Our screen goes hinky again and resolves to a PLEASE STAND BY title card.  We hear a crew-member say, “We were cut off.  That picture in the window is going out in place of our show.”

The cameras then show what is happening behind the scenes in the TV studio.  The actual Tales of Tomorrow director tells the actual stage manager — among the many people credited as “himself” on IMDb — he needs to make an announcement to the audience.  Fearing the Announcers Local 306 more than the possible alien invasion, he stalls until he sees the program’s actual announcer.  All he gets out is the standard “Due to circumstances beyond our control” before the screen goes crazy again.

Dude, I was going to sit there!

The POV switch between the TV studio and the apartment happens several times, but it would be tedious to document each instance.  The fascinating thing is how much is going on in this hitherto dimwitted series.  The breaking of the fourth wall had to be almost unknown to a 1952 audience.  Sure, Orson Welles did something similar with War of the Worlds, but that was just on radio and I’ve always suspected the effect was vastly overblown.  Comedians like George Burns might address the camera, but TV was still basically vaudeville at that point.

This could easily have been a mere stunt but for the story-telling.  The brief scenes in the apartment are often individually innocuous, but build to an inevitable conclusion that the observers race to prevent.  In the studio scenes, there is believable chaos in trying to figure out how this is happening.  At the same time, they logically work on a way to locate the apartment and prevent the crime.  We see everyone getting involved: the actors, the sponsor, the network, the crew.
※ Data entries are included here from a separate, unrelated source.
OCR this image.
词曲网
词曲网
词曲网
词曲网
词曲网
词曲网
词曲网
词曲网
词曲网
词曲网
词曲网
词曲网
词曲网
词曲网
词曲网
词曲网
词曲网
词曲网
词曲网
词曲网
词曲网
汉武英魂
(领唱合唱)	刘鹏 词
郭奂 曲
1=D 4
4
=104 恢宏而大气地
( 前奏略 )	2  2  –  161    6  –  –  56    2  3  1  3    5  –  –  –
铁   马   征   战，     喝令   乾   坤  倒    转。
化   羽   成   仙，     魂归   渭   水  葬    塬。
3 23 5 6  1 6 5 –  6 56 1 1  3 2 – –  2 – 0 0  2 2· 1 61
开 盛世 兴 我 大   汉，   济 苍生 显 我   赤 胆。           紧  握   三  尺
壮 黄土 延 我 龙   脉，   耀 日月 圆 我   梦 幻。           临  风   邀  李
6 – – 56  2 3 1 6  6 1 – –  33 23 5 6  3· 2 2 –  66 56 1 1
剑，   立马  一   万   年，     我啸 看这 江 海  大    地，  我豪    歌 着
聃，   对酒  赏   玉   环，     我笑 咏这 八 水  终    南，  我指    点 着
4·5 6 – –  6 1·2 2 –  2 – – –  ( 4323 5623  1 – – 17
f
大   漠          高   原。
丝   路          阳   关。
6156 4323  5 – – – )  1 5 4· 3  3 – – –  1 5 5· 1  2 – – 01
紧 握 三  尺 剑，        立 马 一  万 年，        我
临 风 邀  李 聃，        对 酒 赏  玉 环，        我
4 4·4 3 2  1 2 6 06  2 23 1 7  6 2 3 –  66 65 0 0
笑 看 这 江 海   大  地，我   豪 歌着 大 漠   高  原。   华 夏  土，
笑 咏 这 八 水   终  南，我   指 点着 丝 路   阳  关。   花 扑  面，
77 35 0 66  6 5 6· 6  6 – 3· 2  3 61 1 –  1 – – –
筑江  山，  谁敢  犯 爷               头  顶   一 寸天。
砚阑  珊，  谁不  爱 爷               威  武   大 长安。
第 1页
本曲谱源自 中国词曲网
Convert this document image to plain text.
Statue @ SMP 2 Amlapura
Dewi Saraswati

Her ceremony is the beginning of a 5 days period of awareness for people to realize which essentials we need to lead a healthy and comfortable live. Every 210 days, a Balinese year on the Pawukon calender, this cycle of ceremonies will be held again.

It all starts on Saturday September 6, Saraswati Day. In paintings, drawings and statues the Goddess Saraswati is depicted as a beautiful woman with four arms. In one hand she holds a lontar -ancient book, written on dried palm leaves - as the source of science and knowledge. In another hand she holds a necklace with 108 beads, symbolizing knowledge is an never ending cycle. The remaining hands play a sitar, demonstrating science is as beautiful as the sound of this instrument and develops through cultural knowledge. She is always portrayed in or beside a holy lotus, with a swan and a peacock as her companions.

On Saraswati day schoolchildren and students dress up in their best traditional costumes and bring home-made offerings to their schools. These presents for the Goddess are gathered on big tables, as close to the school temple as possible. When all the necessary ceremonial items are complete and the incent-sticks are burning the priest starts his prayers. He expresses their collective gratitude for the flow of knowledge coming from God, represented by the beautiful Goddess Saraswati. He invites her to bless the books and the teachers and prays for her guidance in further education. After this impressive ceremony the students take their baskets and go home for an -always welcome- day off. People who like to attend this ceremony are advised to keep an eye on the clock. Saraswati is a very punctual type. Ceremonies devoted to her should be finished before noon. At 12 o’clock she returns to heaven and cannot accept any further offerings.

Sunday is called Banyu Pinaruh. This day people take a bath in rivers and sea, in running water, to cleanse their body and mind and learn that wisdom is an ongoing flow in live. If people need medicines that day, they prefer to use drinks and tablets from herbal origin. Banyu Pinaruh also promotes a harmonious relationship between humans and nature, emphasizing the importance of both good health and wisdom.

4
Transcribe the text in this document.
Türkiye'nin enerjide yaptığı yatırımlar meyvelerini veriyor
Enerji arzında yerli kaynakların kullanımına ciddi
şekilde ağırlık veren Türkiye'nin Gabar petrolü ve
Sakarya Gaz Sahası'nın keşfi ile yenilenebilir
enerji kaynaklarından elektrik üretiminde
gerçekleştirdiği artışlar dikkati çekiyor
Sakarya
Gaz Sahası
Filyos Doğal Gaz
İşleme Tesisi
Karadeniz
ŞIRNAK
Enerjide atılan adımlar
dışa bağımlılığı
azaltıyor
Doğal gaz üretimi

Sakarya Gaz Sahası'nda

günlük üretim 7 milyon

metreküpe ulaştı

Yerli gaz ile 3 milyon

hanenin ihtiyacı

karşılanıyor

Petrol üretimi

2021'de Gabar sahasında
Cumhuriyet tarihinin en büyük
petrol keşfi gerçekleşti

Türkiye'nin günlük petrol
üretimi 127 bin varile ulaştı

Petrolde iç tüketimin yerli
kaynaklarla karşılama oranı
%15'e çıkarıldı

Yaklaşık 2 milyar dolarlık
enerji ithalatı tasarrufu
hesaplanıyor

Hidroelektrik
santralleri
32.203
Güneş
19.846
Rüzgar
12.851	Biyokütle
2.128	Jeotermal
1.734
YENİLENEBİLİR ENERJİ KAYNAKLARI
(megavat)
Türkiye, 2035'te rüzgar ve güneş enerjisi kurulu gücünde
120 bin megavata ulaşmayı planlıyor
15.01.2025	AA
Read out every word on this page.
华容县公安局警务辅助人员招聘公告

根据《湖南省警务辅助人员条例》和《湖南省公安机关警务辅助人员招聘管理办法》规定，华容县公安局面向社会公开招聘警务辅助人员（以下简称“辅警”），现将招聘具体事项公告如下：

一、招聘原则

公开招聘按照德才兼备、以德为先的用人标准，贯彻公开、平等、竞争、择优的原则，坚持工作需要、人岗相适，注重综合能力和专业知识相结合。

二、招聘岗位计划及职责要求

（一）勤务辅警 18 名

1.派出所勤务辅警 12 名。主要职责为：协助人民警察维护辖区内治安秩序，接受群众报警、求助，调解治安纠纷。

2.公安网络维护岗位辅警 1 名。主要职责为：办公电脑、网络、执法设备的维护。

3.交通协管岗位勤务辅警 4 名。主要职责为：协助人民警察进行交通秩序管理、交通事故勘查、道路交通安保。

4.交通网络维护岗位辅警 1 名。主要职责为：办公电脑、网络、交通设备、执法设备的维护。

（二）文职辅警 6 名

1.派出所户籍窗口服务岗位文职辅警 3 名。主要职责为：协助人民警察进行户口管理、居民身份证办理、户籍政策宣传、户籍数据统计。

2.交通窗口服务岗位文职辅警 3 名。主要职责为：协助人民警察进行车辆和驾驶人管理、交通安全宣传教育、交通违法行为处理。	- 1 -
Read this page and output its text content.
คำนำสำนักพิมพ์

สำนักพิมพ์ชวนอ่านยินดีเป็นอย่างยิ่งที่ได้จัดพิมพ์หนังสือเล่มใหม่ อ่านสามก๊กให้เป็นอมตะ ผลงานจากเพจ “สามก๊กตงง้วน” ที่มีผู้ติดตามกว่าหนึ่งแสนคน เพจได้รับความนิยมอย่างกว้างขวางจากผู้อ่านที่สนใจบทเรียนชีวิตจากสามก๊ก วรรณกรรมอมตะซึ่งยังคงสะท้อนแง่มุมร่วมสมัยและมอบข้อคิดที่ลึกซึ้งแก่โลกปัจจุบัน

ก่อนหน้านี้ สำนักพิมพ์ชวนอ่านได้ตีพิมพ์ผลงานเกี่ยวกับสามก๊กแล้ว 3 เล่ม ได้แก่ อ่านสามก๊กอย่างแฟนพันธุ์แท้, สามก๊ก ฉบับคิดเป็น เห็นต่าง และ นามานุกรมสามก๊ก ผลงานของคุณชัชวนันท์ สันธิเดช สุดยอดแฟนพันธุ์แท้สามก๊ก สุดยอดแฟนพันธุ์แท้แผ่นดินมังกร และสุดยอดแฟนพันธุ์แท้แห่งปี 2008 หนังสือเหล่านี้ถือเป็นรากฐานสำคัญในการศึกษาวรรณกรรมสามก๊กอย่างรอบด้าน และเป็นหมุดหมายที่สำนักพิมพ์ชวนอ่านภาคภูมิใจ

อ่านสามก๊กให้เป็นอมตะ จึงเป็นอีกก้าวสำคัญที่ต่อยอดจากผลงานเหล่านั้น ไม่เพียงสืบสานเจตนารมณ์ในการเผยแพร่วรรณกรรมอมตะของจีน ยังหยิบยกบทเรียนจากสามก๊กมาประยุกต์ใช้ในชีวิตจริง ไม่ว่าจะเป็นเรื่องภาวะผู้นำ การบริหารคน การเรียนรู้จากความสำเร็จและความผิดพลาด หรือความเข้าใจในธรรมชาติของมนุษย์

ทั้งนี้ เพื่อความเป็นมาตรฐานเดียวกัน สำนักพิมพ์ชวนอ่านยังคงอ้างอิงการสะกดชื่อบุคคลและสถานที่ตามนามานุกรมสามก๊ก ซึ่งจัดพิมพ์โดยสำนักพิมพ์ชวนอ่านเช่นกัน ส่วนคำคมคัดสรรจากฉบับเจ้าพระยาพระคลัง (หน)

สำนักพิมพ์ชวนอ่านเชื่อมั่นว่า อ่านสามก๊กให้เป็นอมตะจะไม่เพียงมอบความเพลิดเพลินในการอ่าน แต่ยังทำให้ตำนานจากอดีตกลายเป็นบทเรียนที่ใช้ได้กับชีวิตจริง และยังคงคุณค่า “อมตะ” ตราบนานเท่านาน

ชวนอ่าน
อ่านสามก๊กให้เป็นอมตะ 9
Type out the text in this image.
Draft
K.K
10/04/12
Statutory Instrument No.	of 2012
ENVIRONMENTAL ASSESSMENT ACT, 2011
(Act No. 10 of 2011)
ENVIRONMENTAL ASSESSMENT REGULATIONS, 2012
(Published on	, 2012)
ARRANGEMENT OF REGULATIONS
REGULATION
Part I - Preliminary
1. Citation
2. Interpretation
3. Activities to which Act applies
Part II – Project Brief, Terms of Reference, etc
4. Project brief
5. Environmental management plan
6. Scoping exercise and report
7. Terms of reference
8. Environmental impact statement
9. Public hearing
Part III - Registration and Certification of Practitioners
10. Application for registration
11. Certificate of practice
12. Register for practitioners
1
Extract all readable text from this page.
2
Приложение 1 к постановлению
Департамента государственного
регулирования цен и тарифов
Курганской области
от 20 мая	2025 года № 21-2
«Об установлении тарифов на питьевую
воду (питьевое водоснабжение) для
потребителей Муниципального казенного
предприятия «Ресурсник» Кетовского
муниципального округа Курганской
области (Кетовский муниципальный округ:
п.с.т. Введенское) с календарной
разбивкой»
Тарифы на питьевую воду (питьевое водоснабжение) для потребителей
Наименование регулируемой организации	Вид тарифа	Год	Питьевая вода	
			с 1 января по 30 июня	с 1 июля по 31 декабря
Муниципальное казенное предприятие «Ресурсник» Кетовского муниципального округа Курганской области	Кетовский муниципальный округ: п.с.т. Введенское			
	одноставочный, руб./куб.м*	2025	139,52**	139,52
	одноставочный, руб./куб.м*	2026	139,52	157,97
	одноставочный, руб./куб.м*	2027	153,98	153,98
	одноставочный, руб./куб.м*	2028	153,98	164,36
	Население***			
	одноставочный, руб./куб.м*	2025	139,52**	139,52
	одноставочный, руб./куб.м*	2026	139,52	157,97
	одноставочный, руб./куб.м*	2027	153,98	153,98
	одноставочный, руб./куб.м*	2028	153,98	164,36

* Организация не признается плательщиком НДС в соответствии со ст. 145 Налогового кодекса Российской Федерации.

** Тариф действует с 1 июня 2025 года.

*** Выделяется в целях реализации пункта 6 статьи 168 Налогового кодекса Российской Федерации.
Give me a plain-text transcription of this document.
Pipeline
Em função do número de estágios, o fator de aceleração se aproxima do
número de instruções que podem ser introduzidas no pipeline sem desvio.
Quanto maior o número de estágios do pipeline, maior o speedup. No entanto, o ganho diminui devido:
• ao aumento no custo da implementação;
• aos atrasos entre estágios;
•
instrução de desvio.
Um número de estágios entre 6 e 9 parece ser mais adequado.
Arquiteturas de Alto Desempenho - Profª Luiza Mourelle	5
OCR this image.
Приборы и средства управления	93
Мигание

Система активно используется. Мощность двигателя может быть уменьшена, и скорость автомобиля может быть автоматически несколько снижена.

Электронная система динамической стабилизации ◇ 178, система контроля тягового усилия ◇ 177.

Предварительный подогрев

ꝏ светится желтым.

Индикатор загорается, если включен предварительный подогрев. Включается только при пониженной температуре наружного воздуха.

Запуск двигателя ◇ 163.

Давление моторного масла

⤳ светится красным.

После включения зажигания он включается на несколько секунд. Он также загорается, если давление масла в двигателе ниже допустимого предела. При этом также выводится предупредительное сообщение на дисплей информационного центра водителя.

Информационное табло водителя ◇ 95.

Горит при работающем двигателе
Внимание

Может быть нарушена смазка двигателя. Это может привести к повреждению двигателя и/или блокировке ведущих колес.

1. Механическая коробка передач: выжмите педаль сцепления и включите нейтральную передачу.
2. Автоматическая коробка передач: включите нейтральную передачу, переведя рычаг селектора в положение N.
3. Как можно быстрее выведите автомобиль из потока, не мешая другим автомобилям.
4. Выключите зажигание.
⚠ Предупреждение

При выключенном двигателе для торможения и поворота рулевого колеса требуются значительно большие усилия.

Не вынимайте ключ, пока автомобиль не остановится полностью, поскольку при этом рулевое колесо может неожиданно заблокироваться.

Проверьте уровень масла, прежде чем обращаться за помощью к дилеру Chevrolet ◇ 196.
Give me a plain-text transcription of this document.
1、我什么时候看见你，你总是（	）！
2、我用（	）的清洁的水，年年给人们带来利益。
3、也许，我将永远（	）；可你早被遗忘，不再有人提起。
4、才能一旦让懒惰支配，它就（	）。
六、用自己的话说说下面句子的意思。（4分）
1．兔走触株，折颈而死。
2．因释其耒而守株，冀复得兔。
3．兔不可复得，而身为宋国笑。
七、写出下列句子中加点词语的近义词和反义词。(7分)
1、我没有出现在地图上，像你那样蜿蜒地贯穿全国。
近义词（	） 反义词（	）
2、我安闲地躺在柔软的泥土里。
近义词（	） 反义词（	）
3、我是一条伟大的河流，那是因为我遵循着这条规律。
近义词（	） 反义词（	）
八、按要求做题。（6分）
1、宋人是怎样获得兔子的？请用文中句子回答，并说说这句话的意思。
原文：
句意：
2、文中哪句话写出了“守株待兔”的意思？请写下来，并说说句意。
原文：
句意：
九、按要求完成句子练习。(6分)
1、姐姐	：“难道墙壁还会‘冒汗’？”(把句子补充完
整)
  • The engineer gives his scientific theory on the air.  When someone brings two chairs out for him and the announcer, the engineer puts his foot up on one.  The announcer looks at the chair like “what the hell, dude?”  Very minor, but it adds to a great sense of unscripted chaos.
  • The actors walk in front of the camera and are hustled away before they can say how much they don’t Like Ike (elected 3 days before this aired).
  • During one interval when the studio is being received, they do a live commercial.  Priorities, ya know.  Kudos to them for suddenly cutting it off a few seconds early to have the apartment take over the transmission again.

The ending is a little anti-climactic, but I’m not going to let that ruin a great experience.  In truth, there wasn’t anything Tomorrowy about the Tale.  It would have made a kick-ass Twilight Zone in a few years, though.  Maybe I was too harsh in the first two lines of this post.  I’m sure part of my appreciation of this episode is due to low expectations, but there is no denying this is something special for 1952 TV.

Great credit goes to writer Frank De Felitta, but greater credit goes to whoever approved this crazy script to air in 1952.   Easily the best of the series (sadly, I doubt I need to add “so far”).

Available on You Tube.

Other Stuff:

  • Both IMDb and the DVD case mention an alternate title of The Lost Planet.  I have no idea how that could possibly fit this episode.